The team was originally founded in Pamplona as an amateur squad by Eusebio Unzué, who still manages it after leaving wise José Miguel Echavarri in the driver's seat for many years. After 36 Tour de France starts, the management still remembers how the team burst sensationally onto the Tour scene. Its first participation, in 1983, ended with Ángel Arroyo finishing as runner-up, second only to Laurent Fignon! It also got a fabulous one-two in the Puy de Dôme time trial, with the other rider being Pedro Delgado, who would go on to become the third Spanish Tour de France champion in 1988, following in the footsteps of Federico Bahamontes and Luis Ocaña.
Then, the Banesto bank took over from the Reynolds aluminium company and Miguel Indurain filled Delgado's shoes. The Navarrese, a home-grown rider who remained loyal to the team until he retired on 2 January 1997, came to epitomise Spanish cycling. Echavarri and Unzué tried to continue the success story began by Indurain by hiring Abraham Olano and Alejandro Valverde, who managed to win the Vuelta a España but not the Tour de France, where all they got was stage wins. But history found a curious and utterly incredible way of giving the yellow jersey back to the Navarrese when, in 2006, the peloton gifted Óscar Pereiro half an hour in a breakaway after he had conceded twenty-six minutes in the Pyrenees.
Under its different avatars as Illes Balears, Caisse d'Épargne and Movistar, the evergreen Spanish Armada has rarely left the Grande Boucle empty-handed. In 2012, Valverde seized his eleventh-hour opportunity in the Pyrenees by winning the stage to Peyragudes. In 2014, he finished just outside the podium, but he finally stepped onto it for the first time in 2015, at the ripe age of 35, taking third place while Nairo Quintana repeated his 2013 exploit to finish second. The Colombian earned another podium place in 2016 (3rd) but flopped in 2017 (12th), when Valverde was knocked out of the race by a nasty crash during the opening time trial in Düsseldorf. The sole survivor of the ailing Spanish cycling scene, a squad which has seen great champions come and go, Movistar is a true Tour team, past and present, as proved by Richard Carapaz with his victory in the 2019 Giro. In 2018, it again proved its mettle in the Grande Boucle in the face of Team Sky's dominance, taking a stage win with Quintana as well as the team classification, with Mikel Landa as its highest-placed rider in seventh place overall. Reigning world champion Alejandro Valverde remains the team's most emblematic figure.
Overall wins: 7
Stage wins: 32
Secondary classification wins: 11
Yellow jerseys: 79
60: the number of days spent by Miguel Indurain in yellow.

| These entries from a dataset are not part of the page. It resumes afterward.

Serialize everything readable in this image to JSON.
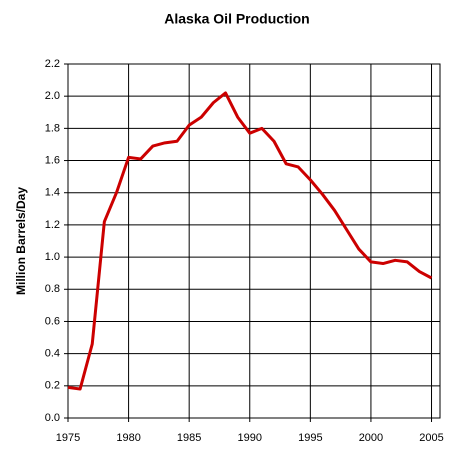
{
  "chart_data": {
    "type": "line",
    "title": "Alaska Oil Production",
    "y_label": "Million Barrels/Day",
    "x": [
      1975,
      1976,
      1977,
      1978,
      1979,
      1980,
      1981,
      1982,
      1983,
      1984,
      1985,
      1986,
      1987,
      1988,
      1989,
      1990,
      1991,
      1992,
      1993,
      1994,
      1995,
      1996,
      1997,
      1998,
      1999,
      2000,
      2001,
      2002,
      2003,
      2004,
      2005
    ],
    "series": [
      {
        "name": "Alaska Oil Production",
        "color": "#cc0000",
        "values": [
          0.19,
          0.18,
          0.46,
          1.22,
          1.4,
          1.62,
          1.61,
          1.69,
          1.71,
          1.72,
          1.82,
          1.87,
          1.96,
          2.02,
          1.87,
          1.77,
          1.8,
          1.72,
          1.58,
          1.56,
          1.48,
          1.39,
          1.29,
          1.17,
          1.05,
          0.97,
          0.96,
          0.98,
          0.97,
          0.91,
          0.87
        ]
      }
    ],
    "xlim": [
      1975,
      2005.7
    ],
    "xticks": [
      1975,
      1980,
      1985,
      1990,
      1995,
      2000,
      2005
    ],
    "ylim": [
      0,
      2.2
    ],
    "yticks": [
      {
        "value": 0,
        "label": "0.0"
      },
      0.2,
      0.4,
      0.6,
      0.8,
      {
        "value": 1,
        "label": "1.0"
      },
      1.2,
      1.4,
      1.6,
      1.8,
      {
        "value": 2,
        "label": "2.0"
      },
      2.2
    ],
    "grid": true
  }
}
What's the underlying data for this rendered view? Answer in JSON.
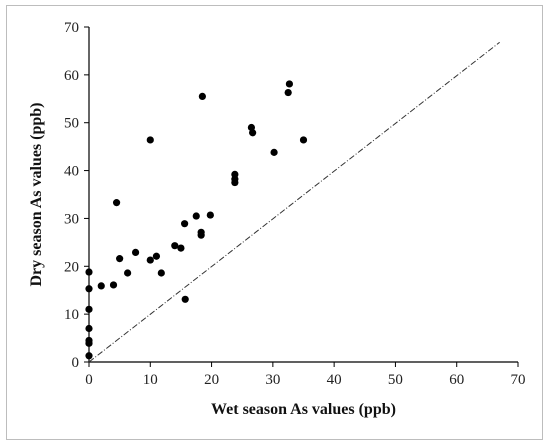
{
  "chart_data": {
    "type": "scatter",
    "title": "",
    "xlabel": "Wet season As values (ppb)",
    "ylabel": "Dry season As values (ppb)",
    "xlim": [
      0,
      70
    ],
    "ylim": [
      0,
      70
    ],
    "xticks": [
      "0",
      "10",
      "20",
      "30",
      "40",
      "50",
      "60",
      "70"
    ],
    "yticks": [
      "0",
      "10",
      "20",
      "30",
      "40",
      "50",
      "60",
      "70"
    ],
    "grid": false,
    "legend": "none",
    "reference_line": {
      "style": "dash-dot",
      "from": [
        0,
        0
      ],
      "to": [
        67,
        66.8
      ]
    },
    "marker_color": "#000000",
    "points": [
      {
        "x": 0,
        "y": 1.3
      },
      {
        "x": 0,
        "y": 3.9
      },
      {
        "x": 0,
        "y": 4.5
      },
      {
        "x": 0,
        "y": 7
      },
      {
        "x": 0,
        "y": 11
      },
      {
        "x": 0,
        "y": 15.3
      },
      {
        "x": 0,
        "y": 18.8
      },
      {
        "x": 2,
        "y": 15.9
      },
      {
        "x": 4,
        "y": 16.1
      },
      {
        "x": 4.5,
        "y": 33.3
      },
      {
        "x": 5,
        "y": 21.6
      },
      {
        "x": 6.3,
        "y": 18.6
      },
      {
        "x": 7.6,
        "y": 22.9
      },
      {
        "x": 10,
        "y": 46.4
      },
      {
        "x": 10,
        "y": 21.3
      },
      {
        "x": 11,
        "y": 22.1
      },
      {
        "x": 11.8,
        "y": 18.6
      },
      {
        "x": 14,
        "y": 24.3
      },
      {
        "x": 15,
        "y": 23.8
      },
      {
        "x": 15.6,
        "y": 28.9
      },
      {
        "x": 15.7,
        "y": 13.1
      },
      {
        "x": 17.5,
        "y": 30.5
      },
      {
        "x": 18.3,
        "y": 26.5
      },
      {
        "x": 18.3,
        "y": 27.1
      },
      {
        "x": 18.5,
        "y": 55.5
      },
      {
        "x": 19.8,
        "y": 30.7
      },
      {
        "x": 23.8,
        "y": 37.5
      },
      {
        "x": 23.8,
        "y": 38.2
      },
      {
        "x": 23.8,
        "y": 39.2
      },
      {
        "x": 26.5,
        "y": 49
      },
      {
        "x": 26.7,
        "y": 47.9
      },
      {
        "x": 30.2,
        "y": 43.8
      },
      {
        "x": 32.5,
        "y": 56.3
      },
      {
        "x": 32.7,
        "y": 58.1
      },
      {
        "x": 35,
        "y": 46.4
      }
    ]
  }
}
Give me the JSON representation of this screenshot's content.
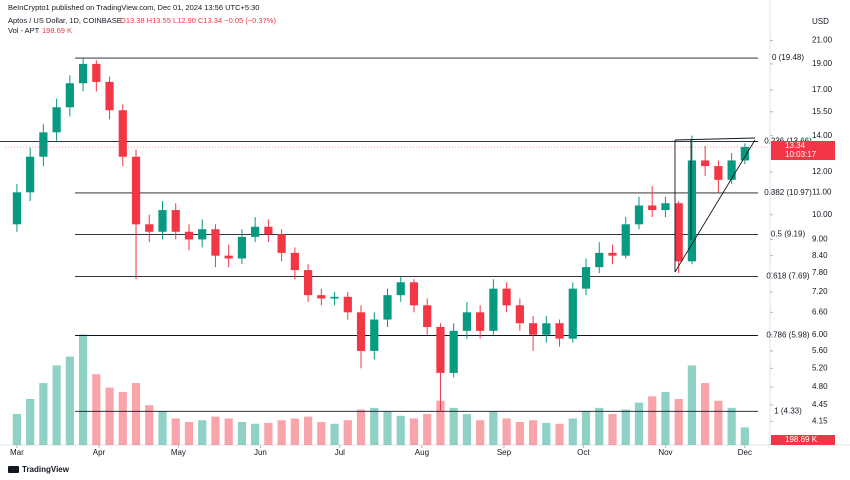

16 July 1983: the debuting Reynolds team goes one-two in the 15.6 km time trial from Clermont-Ferrand to the Puy de Dôme with rookies Ángel Arroyo (second in Paris behind Laurent Fignon) and Pedro Delgado.
19 July 1991: defending champion Greg LeMond cracks in the last kilometre of the Tourmalet and Miguel Indurain takes the first step towards his maiden win after a screaming descent with Claudio Chiappuci.
15 July 2006: the Tour is turned on its head. Having finished the Pla de Beret stage 26 minutes down on the winner, Óscar Pereiro takes the yellow jersey a few days later by finishing second in Montélimar, 29′57″ ahead of the bunch.